– Прежде всего надо написать благодарность землякам за подарки, – предложил полковник Яманов, когда командование дивизии и делегаты собрались в блиндаже, чтобы написать письмо землякам, – и обязательно написать, что гордимся их успешной работой.
– Надо побольше отметить героев первых боев, – сказал Рогожин. – На их примерах нам пополнение воспитывать.
– Напиши о Фроленкове, что лично водил своих бойцов в атаку, его полк уничтожил передовые части гитлеровцев в первых боях, – сказал Гришин.
– О Нагопетьяне надо бы написать, – предложил Канцедал.
– Обязательно, только все названия населенных пунктов должны быть зашифрованы. А цифры можно давать, – сказал Яманов. – О Наумове напишите, дома его многие знают. Лично в одном бою убил семь гитлеровцев, чем обеспечил успех боя.

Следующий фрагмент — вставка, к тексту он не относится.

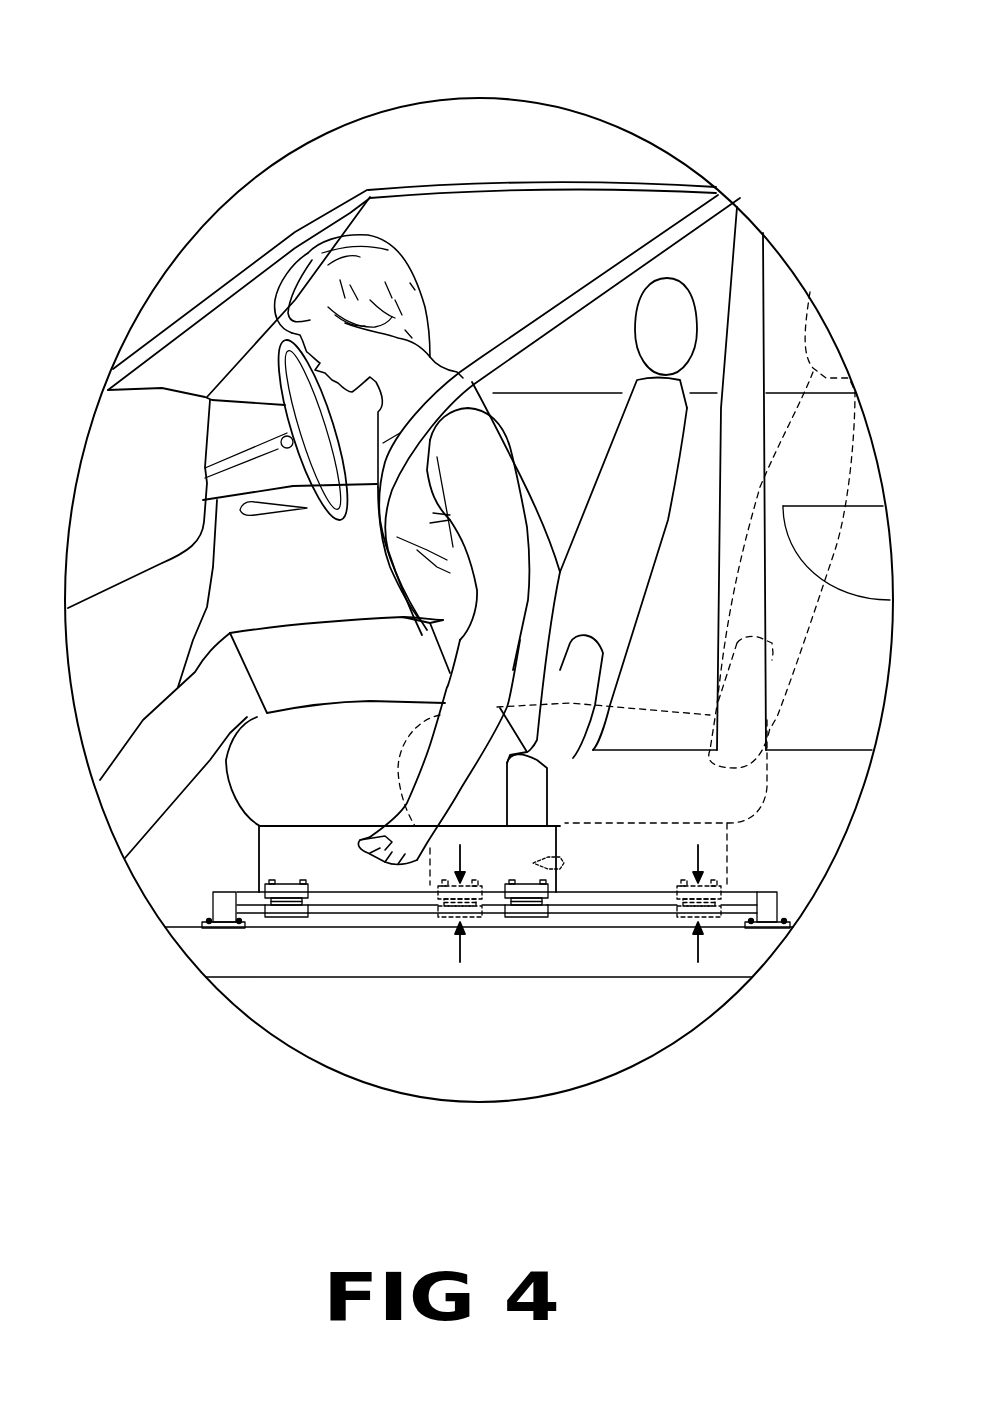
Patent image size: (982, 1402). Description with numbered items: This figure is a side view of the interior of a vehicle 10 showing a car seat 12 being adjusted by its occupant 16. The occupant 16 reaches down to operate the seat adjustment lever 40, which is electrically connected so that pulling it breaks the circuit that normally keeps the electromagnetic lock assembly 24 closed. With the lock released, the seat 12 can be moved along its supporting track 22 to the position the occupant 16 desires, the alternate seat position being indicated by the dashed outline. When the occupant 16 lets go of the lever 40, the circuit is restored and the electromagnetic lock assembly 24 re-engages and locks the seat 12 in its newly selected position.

The vehicle 10 is at (452, 145).
The car seat 12 is at (667, 312).
The occupant 16 is at (345, 265).
The seat track rail 22 is at (645, 900).
The electromagnetic lock assembly 24 is at (547, 913).
The seat adjustment lever 40 is at (363, 843).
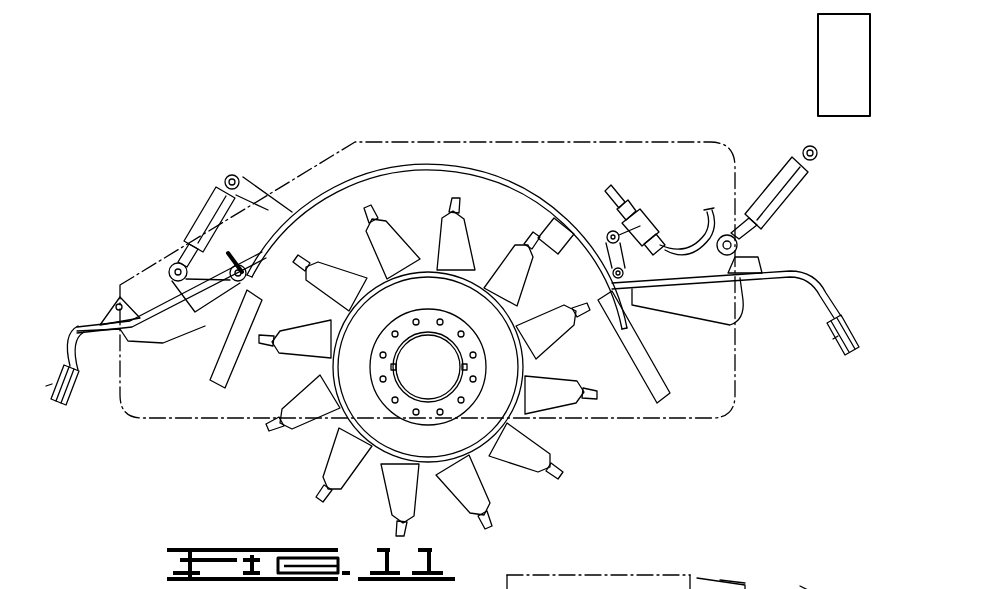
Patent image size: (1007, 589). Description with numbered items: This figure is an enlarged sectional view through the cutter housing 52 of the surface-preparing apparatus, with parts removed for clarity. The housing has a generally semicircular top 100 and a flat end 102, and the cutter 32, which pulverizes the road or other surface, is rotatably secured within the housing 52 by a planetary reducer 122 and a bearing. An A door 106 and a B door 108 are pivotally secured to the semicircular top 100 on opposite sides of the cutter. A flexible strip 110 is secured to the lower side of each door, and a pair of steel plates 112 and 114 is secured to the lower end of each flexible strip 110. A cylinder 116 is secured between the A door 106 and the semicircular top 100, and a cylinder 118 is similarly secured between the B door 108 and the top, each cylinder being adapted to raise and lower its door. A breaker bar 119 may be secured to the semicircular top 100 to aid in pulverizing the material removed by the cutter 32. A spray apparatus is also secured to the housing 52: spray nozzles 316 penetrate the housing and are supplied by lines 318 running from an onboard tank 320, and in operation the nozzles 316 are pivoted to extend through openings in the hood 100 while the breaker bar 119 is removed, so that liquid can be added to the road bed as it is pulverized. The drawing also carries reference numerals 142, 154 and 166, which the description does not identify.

– О Братушевском можно подробно написать, – сказал полковник Кузьмин, начальник артиллерии дивизии. – Все же одиннадцать танков под Милославичами да тринадцать под Суражем. О лейтенанте Лебедеве надо бы написать: три танка подбил на Варшавском шоссе, в решающий момент боя. У Шапошникова в полку сколько героев: Терещенко, Похлебаев, Ленский, Чайко…
– Он и наградных листов написал больше всех: пятьдесят два, – сказал Яманов с гордостью. – Можно добавить, что, несмотря на общую неблагоприятную обстановку на фронте, дивизия добилась серьезных успехов. За два месяца боев выведено из строя до девяти тысяч гитлеровцев, более восьмидесяти танков, десятки орудий, минометов, автомашин.
В тот вечер много было воспоминаний, разговоров, всем казалось, что война идет долго, а прошло всего три месяца…
Утром 27 сентября делегация горьковчан уехала на родину.
– Товарищу Родионову передайте, – сказал на прощанье Гришин Рогожину, – что дивизия к новым боям готова, люди настроены воевать до победы.
– Скажите, что резко возрос поток заявлений в партию, – добавил Канцедал, – особенно от старых бойцов.
– Все передам, все расскажу, – пожимал им руки Рогожин, – будем готовить вам еще помощь. До свиданья, товарищи, берегите себя.
Они прощались, и одним из них суждено было воевать в этих лесах и остаться здесь навсегда, а другим – работать и работать, сутками, месяцами, годами, чтобы на фронте было все необходимое для победы. Делегация уехала, но если бы она задержалась еще хотя бы на три дня, ей пришлось бы разделить с дивизией и ее судьбу, по крайней мере, на ближайший месяц.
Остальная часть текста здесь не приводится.